A:

Capital expenditures are major purchases, such as facilities and equipment, that companies make to maintain or expand their operations. Because such purchases involve acquiring assets that provide value and usefulness for a period of several years, companies recover the cost of these acquisitions gradually by depreciating the assets over time.

Ordinarily, businesses are not allowed to deduct the full costs of capital expenditures in the year the costs are incurred. Therefore, the substantial outlays of capital required for such purchases must be carefully planned out, usually years in advance, so companies can avoid overextending themselves financially and creating cash flow problems. For capital-intensive companies, good management of capital expenditures is crucial for survival and growth, as it requires striking a proper balance between their needs for the resources required to operate and expand their business and their ability to generate profits or obtain financing.

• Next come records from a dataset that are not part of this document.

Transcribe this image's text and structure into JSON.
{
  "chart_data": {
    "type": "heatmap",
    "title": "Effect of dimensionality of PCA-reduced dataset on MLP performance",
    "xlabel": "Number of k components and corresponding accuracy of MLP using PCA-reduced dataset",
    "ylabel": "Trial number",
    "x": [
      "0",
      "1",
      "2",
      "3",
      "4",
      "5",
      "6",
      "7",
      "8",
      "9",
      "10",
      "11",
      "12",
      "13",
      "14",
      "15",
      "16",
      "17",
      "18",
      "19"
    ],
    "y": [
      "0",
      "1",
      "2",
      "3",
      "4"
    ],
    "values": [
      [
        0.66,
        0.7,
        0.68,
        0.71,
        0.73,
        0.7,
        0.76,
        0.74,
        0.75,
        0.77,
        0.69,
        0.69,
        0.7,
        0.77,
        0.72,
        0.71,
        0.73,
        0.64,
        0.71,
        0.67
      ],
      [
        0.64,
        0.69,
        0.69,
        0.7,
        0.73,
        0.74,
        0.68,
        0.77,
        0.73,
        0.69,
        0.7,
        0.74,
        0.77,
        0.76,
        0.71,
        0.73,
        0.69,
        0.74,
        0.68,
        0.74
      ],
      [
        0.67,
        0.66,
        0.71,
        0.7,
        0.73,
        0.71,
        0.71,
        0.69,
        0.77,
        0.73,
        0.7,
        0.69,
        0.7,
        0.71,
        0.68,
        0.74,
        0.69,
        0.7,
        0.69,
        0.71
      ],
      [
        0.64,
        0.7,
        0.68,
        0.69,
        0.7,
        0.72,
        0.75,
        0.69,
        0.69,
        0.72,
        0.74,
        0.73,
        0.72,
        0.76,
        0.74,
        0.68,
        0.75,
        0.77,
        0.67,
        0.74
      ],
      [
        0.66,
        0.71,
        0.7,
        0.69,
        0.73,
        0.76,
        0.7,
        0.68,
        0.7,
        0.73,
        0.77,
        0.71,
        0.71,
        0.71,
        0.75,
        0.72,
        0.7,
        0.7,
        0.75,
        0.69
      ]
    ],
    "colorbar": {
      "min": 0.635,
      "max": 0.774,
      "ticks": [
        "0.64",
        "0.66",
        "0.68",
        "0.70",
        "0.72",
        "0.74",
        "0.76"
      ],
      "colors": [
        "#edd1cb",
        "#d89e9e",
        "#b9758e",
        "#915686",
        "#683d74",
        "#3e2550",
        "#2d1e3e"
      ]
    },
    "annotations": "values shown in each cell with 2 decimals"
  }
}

The companies that consistently have the largest capital expenditures are naturally those with operations that ongoing investments in expensive items, such as land, facilities, infrastructure and major manufacturing equipment. Energy companies and telecommunications firms traditionally top the list.

Energy companies can be subdivided into oil, gas and coal producers – the companies that explore, retrieve and refine energy sources – and power companies that deliver energy to businesses and individuals. Both sectors of the energy industry must regularly make substantial capital investments – oil and gas producers in the equipment required for retrieving and refining natural resources, and power companies in the massive infrastructure necessary to deliver energy. Like power companies, telecommunications companies require ongoing investments in infrastructure in addition to research and development and product manufacturing.

Another industry sector that has consistently high capital expenditures is transportation, which includes airlines, railroads and auto manufacturers. Airlines must regularly replace their fleets of aircraft, and auto manufacturers invest massive amounts of capital in research and development in addition to equipment required to manufacture their vehicles.

Other capital-intensive industries include computer manufacturers, healthcare, construction and hospitality.